Dans l'isolement de ces montagnes s'est conservé un groupe humain extrêmement original, les Kel Ahaggar, infime fraction de l'ensemble touareg puisqu'ils sont estimés à 5 000 environ1, alors qu'on en dénombre au Sud environ 300 000 au Niger et 175 000 au Soudan.

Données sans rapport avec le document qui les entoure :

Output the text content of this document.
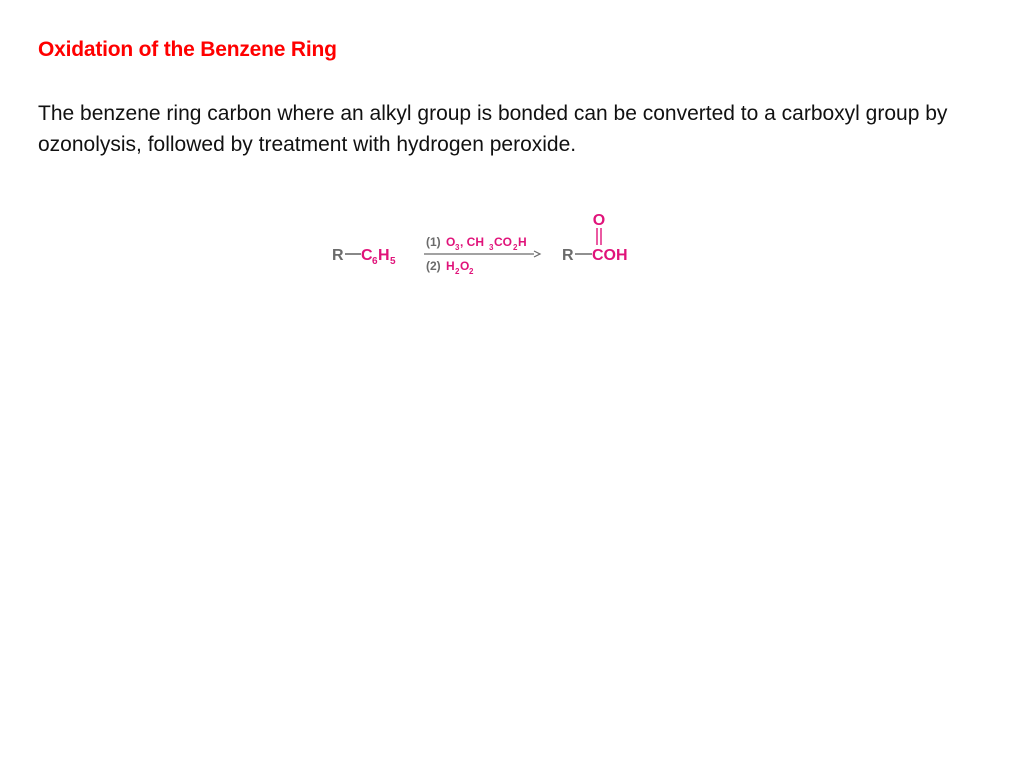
Oxidation of the Benzene Ring
The benzene ring carbon where an alkyl group is bonded can be converted to a carboxyl group by ozonolysis, followed by treatment with hydrogen peroxide.
R C 6 H 5
(1) O 3 , CH 3 CO 2 H
(2) H 2 O 2
R COH
O
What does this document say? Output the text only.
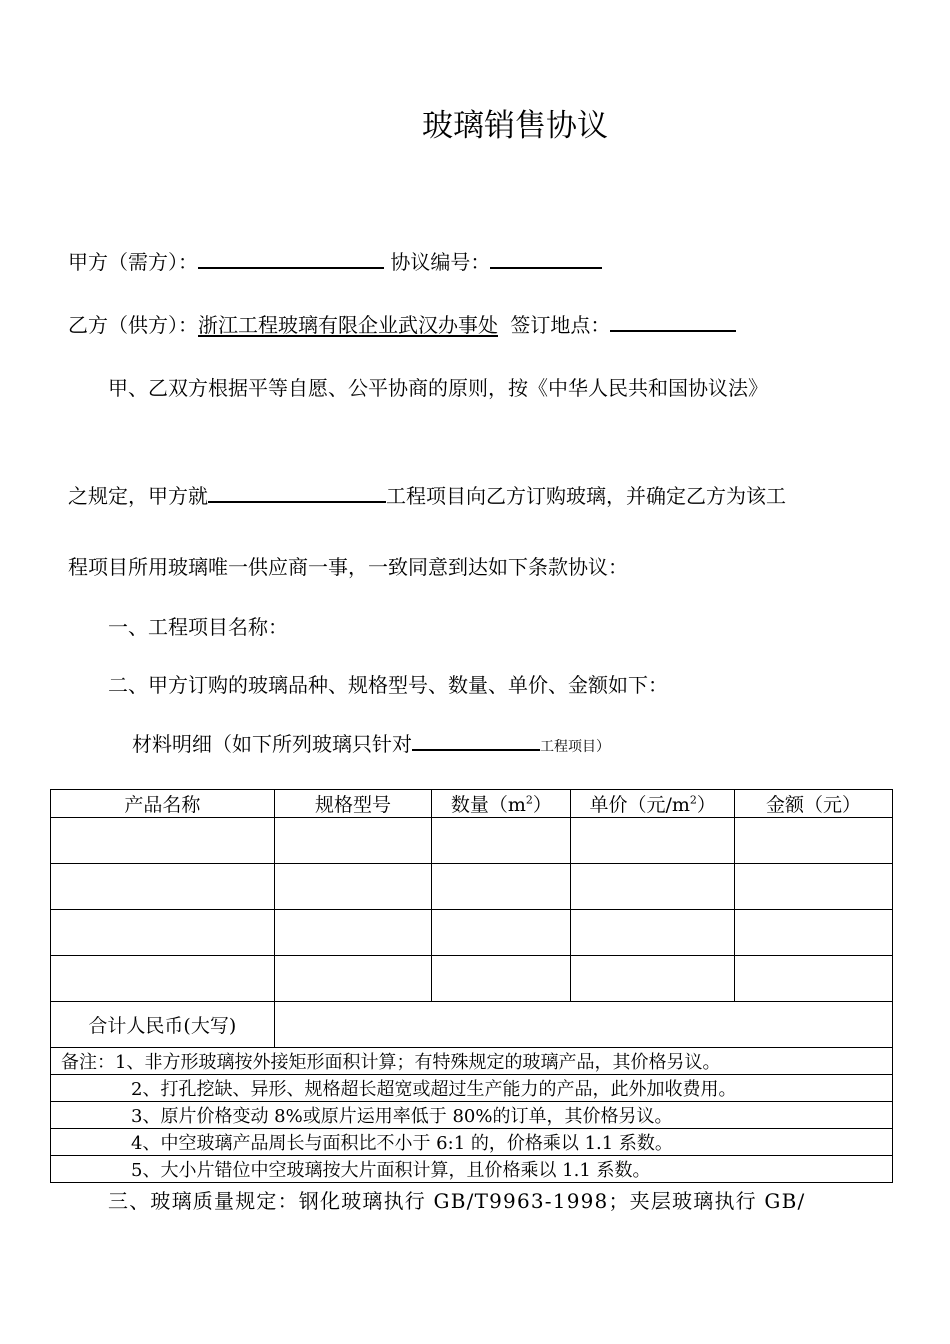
玻璃销售协议
甲方（需方）：	协议编号：
乙方（供方）：浙江工程玻璃有限企业武汉办事处 签订地点：
甲、乙双方根据平等自愿、公平协商的原则，按《中华人民共和国协议法》
之规定，甲方就	工程项目向乙方订购玻璃，并确定乙方为该工
程项目所用玻璃唯一供应商一事，一致同意到达如下条款协议：
一、工程项目名称：
二、甲方订购的玻璃品种、规格型号、数量、单价、金额如下：
材料明细（如下所列玻璃只针对	工程项目）
产品名称	规格型号	数量$(m^2)$	单价（元$/m^2$）	金额（元）

合计人民币(大写)				
备注：1、非方形玻璃按外接矩形面积计算；有特殊规定的玻璃产品，其价格另议。				
2、打孔挖缺、异形、规格超长超宽或超过生产能力的产品，此外加收费用。				
3、原片价格变动 8%或原片运用率低于 80%的订单，其价格另议。				
4、中空玻璃产品周长与面积比不小于 6:1 的，价格乘以 1.1 系数。				
5、大小片错位中空玻璃按大片面积计算，且价格乘以 1.1 系数。				
三、玻璃质量规定：钢化玻璃执行 GB/T9963-1998；夹层玻璃执行 GB/
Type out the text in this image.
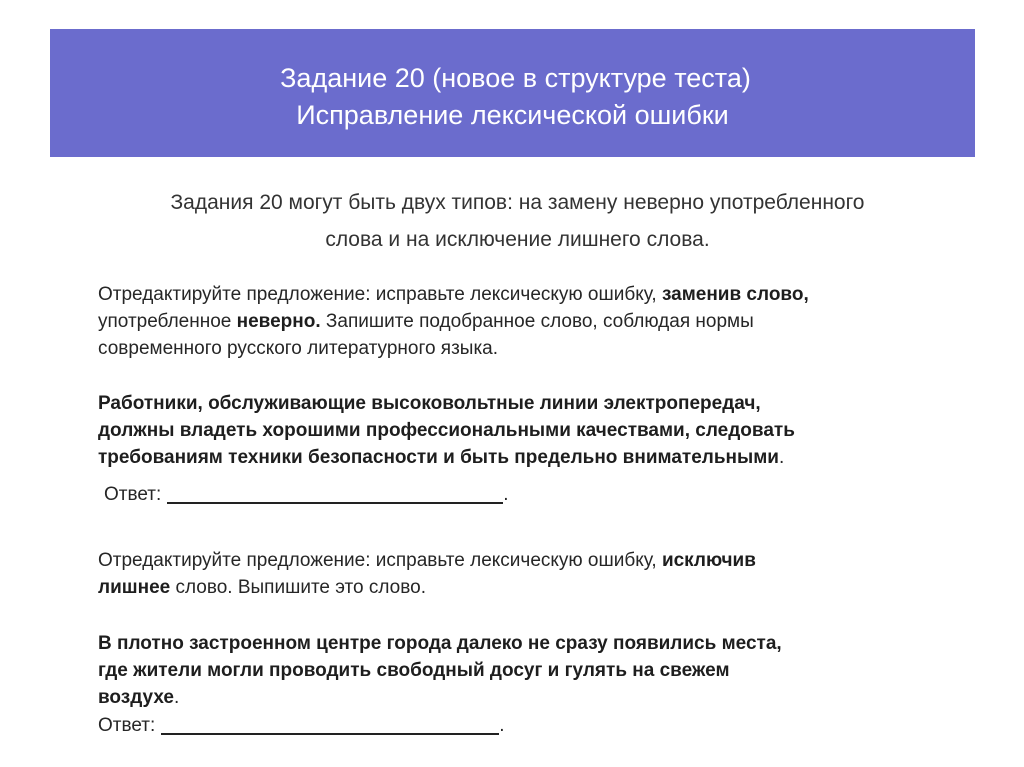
Задание 20 (новое в структуре теста)
Исправление лексической ошибки
Задания 20 могут быть двух типов: на замену неверно употребленного
слова и на исключение лишнего слова.
Отредактируйте предложение: исправьте лексическую ошибку, заменив слово,
употребленное неверно. Запишите подобранное слово, соблюдая нормы
современного русского литературного языка.
Работники, обслуживающие высоковольтные линии электропередач,
должны владеть хорошими профессиональными качествами, следовать
требованиям техники безопасности и быть предельно внимательными.
Ответ:	.
Отредактируйте предложение: исправьте лексическую ошибку, исключив
лишнее слово. Выпишите это слово.
В плотно застроенном центре города далеко не сразу появились места,
где жители могли проводить свободный досуг и гулять на свежем
воздухе.
Ответ:	.
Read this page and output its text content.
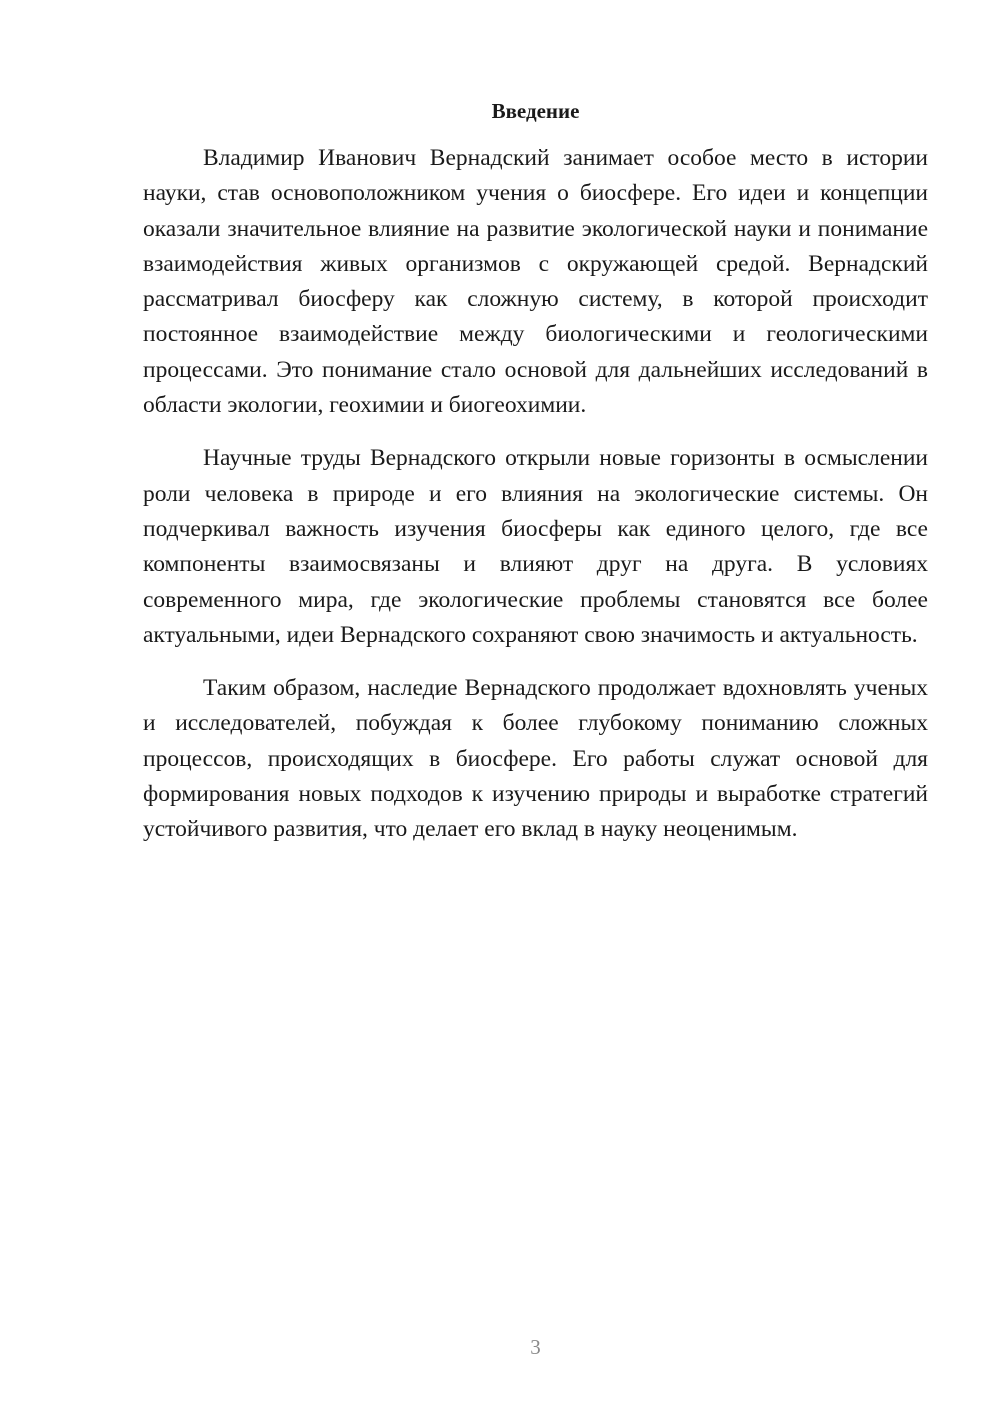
Введение

Владимир Иванович Вернадский занимает особое место в истории науки, став основоположником учения о биосфере. Его идеи и концепции оказали значительное влияние на развитие экологической науки и понимание взаимодействия живых организмов с окружающей средой. Вернадский рассматривал биосферу как сложную систему, в которой происходит постоянное взаимодействие между биологическими и геологическими процессами. Это понимание стало основой для дальнейших исследований в области экологии, геохимии и биогеохимии.

Научные труды Вернадского открыли новые горизонты в осмыслении роли человека в природе и его влияния на экологические системы. Он подчеркивал важность изучения биосферы как единого целого, где все компоненты взаимосвязаны и влияют друг на друга. В условиях современного мира, где экологические проблемы становятся все более актуальными, идеи Вернадского сохраняют свою значимость и актуальность.

Таким образом, наследие Вернадского продолжает вдохновлять ученых и исследователей, побуждая к более глубокому пониманию сложных процессов, происходящих в биосфере. Его работы служат основой для формирования новых подходов к изучению природы и выработке стратегий устойчивого развития, что делает его вклад в науку неоценимым.

3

Mais tandis que ces derniers se mêlaient à des populations noires ou arabes, les Touaregs du Hoggar, retranchés du monde arabe au Nord par la muraille presque inhabitée des Tassilis, isolés des Maures à l'Ouest par l'immense désert du Tanezrouft, et des Toubous à l'Est par la plaine inhabitable du Tafassasset, ont conservé presque intacte une forme de civilisation berbère dont l'équilibre, déjà très fragile, est particulièrement menacé aujourd'hui au contact du monde moderne.
I. — Fondements de la société touarègue
Cette civilisation semble être le résultat d'une fusion entre différents éléments de civilisations berbères, puisque, autant qu'on puisse faire le départ entre les légendes et l'histoire, les Touaregs se rattachent aussi bien aux anciens Libyens du Fezzan et du Sud tunisien, qu'aux Berabers de l'Ouest saharien.
La langue
(tamacheq ou tamahaq), typiquement berbère, est la seule langue berbère qui possède une écriture (le tifinar) d'ailleurs très archaïque, sans voyelles, dont le déchiffrage est, même pour un Targui, un exercice de devinette. Très inférieure au français et à l'arabe comme moyen de communication par écrit, elle n'est pratiquement utilisée aujourd'hui que pour de courts messages ou des billets doux, tandis que la langue se maintient fortement comme moyen d'expression orale, soutenue par tout un folklore
1. Le recensement de 1960 indique un total de 4 902 Touaregs et 1167 serviteurs. Ces chiffres doivent être un peu inférieurs à la réalité.